Treatment Compliance Could Lower Bladder Cancer Recurrence and Death Rates
In 2013, the National Cancer Institute projected 72,570 new cases of bladder cancer with 15,210 estimated deaths. Statistics have revealed that bladder cancer affects women, the elderly and African-American people more severely than men, white, and younger people. Research into finding ways of lowering these rates in high-risk groups has tied bladder cancer recurrence and mortality rates to better treatment compliance. Researchers from the University of California Los Angeles' Jonsson Comprehensive Cancer center discovered that when bladder cancer patients receive treatment under intense surveillance for the first two years post diagnoses, their cancers' likelihood of returning decreases dramatically. The patients' death rates could also be lowered.

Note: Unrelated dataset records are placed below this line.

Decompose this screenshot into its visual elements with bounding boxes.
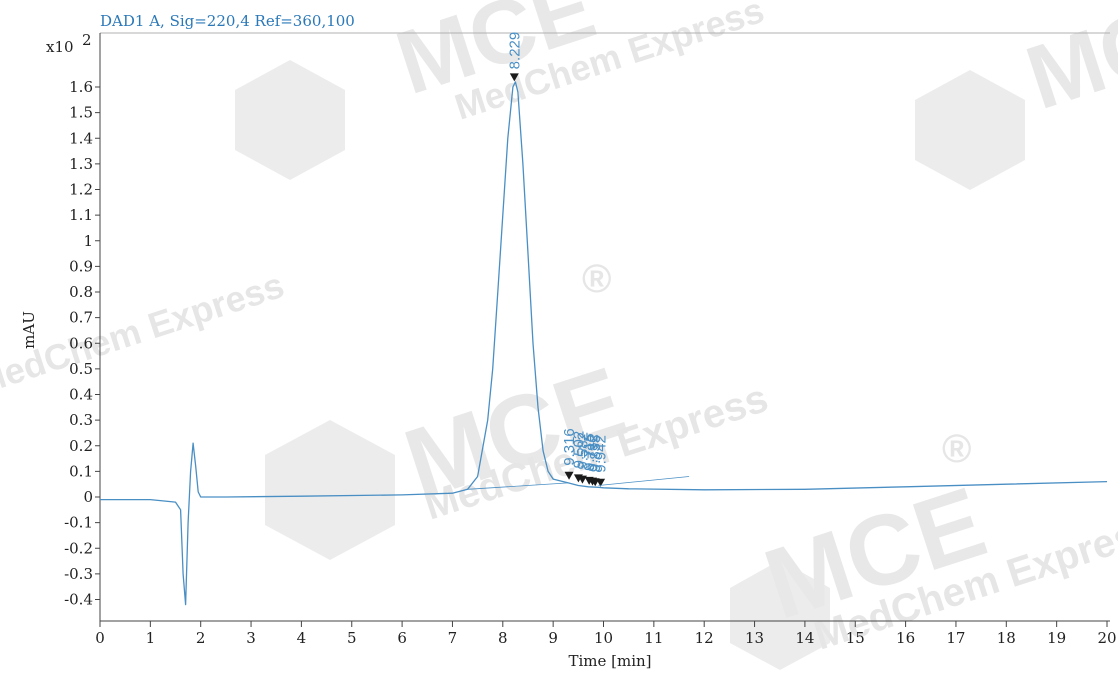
y-tick-label: 1.6 [69,78,93,96]
y-multiplier-label: x10 [46,38,74,56]
x-tick-label: 16 [896,629,915,647]
x-tick-label: 20 [1097,629,1116,647]
y-tick-label: 0 [83,488,93,506]
x-tick-label: 7 [448,629,458,647]
y-tick-label: 0.6 [69,334,93,352]
y-multiplier-exponent: 2 [82,31,92,49]
y-tick-label: 0.1 [69,462,93,480]
x-tick-label: 1 [146,629,156,647]
x-tick-label: 5 [347,629,357,647]
integration-tail [598,476,690,486]
y-tick-label: 0.5 [69,360,93,378]
y-tick-label: 1.4 [69,129,93,147]
watermark-registered-mark: ® [942,427,971,471]
x-axis-title: Time [min] [568,652,651,670]
y-tick-label: 0.2 [69,437,93,455]
x-tick-label: 18 [997,629,1016,647]
y-tick-label: 0.7 [69,309,93,327]
x-tick-label: 15 [846,629,865,647]
peak-marker-triangle [564,471,574,480]
x-tick-label: 17 [946,629,965,647]
peak-marker-triangle [596,478,606,487]
signal-trace [100,81,1108,606]
peak-label: 9.582 [574,432,591,470]
x-tick-label: 2 [196,629,206,647]
watermark-brand: MCE [1015,0,1118,129]
y-tick-label: -0.1 [64,514,93,532]
y-tick-label: 1.5 [69,104,93,122]
peak-label: 9.782 [585,434,602,472]
peak-label: 9.715 [581,433,598,471]
integration-baseline [467,482,569,490]
y-tick-label: 0.8 [69,283,93,301]
signal-line [100,81,1108,606]
y-tick-label: -0.3 [64,565,93,583]
watermark-hexagon-logo [235,60,1025,670]
watermark-registered-mark: ® [582,257,611,301]
y-tick-label: -0.4 [64,591,93,609]
y-axis-title: mAU [20,311,38,349]
x-tick-label: 19 [1047,629,1066,647]
x-tick-label: 13 [745,629,764,647]
y-tick-label: 1.1 [69,206,93,224]
peak-label: 9.942 [593,435,610,473]
x-tick-label: 11 [644,629,663,647]
y-tick-label: 0.4 [69,386,93,404]
peak-marker-triangle [509,73,519,82]
x-tick-label: 10 [594,629,613,647]
x-tick-label: 4 [297,629,307,647]
y-tick-label: 1 [83,232,93,250]
x-tick-label: 8 [498,629,508,647]
y-tick-label: -0.2 [64,539,93,557]
peak-marker-triangle [577,475,587,484]
x-tick-label: 6 [397,629,407,647]
x-tick-label: 0 [95,629,105,647]
y-tick-label: 0.9 [69,257,93,275]
watermark-company: MedChem Express [0,264,289,403]
x-tick-label: 3 [246,629,256,647]
y-tick-label: 1.3 [69,155,93,173]
x-tick-label: 14 [795,629,814,647]
chart-title: DAD1 A, Sig=220,4 Ref=360,100 [100,12,355,30]
y-tick-label: 1.2 [69,181,93,199]
x-tick-label: 9 [548,629,558,647]
axis-ticks: 0 1 2 3 4 5 6 7 8 9 10 11 12 13 14 15 16 17 18 19 20-0.4-0.3… [64,78,1116,647]
x-tick-label: 12 [695,629,714,647]
peak-label: 9.502 [570,431,587,469]
y-tick-label: 0.3 [69,411,93,429]
peak-label: 9.316 [561,428,578,466]
peak-label: 9.835 [587,435,604,473]
peak-label: 8.229 [506,32,523,70]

"Even though 80 percent of bladder cancer patients don't die of their disease within five years, most patients will either die of other causes or bladder cancer, require aggressive treatment - removal of the bladder, radiation and/or chemotherapy and/or have a recurrence of the disease," the head researcher, Dr. Karim Chamie, assistant professor-in-residence at the UCLA's urology department said reported by Medical Xpress. "This study highlights the need to comply with treatment guidelines to prevent recurrences by instilling anticancer agents inside the bladder and following patients more closely within the first two years of diagnosis."
The researchers used data composed of Medicare beneficiaries who were diagnosed with high-grade, non-muscles-invasive bladder cancer. Using this nationwide sample, researchers discovered that nearly 75 percent of the sample with this type of bladder cancer experienced a return of the cancer within 10 years. Nearly one third of the patients had advanced bladder cancer progression that required the removal of the bladder, radiation therapy, or systemic chemotherapy. 41 percent of the patients had cancer recurrence that did not spread.
The research team stressed that one instillation of chemotherapy could significantly lower the chances of recurrences. This rate is reduced even more after six instillations into the bladder. Due to this evidence, researchers remind patients and doctors to closely monitor bladder cancer within the first two years.
"Efforts should be increased to offer patients intravesical therapy with the goal of minimizing the burden of this disease," Chamie added.
The study, the first of its kind to evaluate the morbidity of the recurrence of bladder cancer within the United States, was published in Cancer.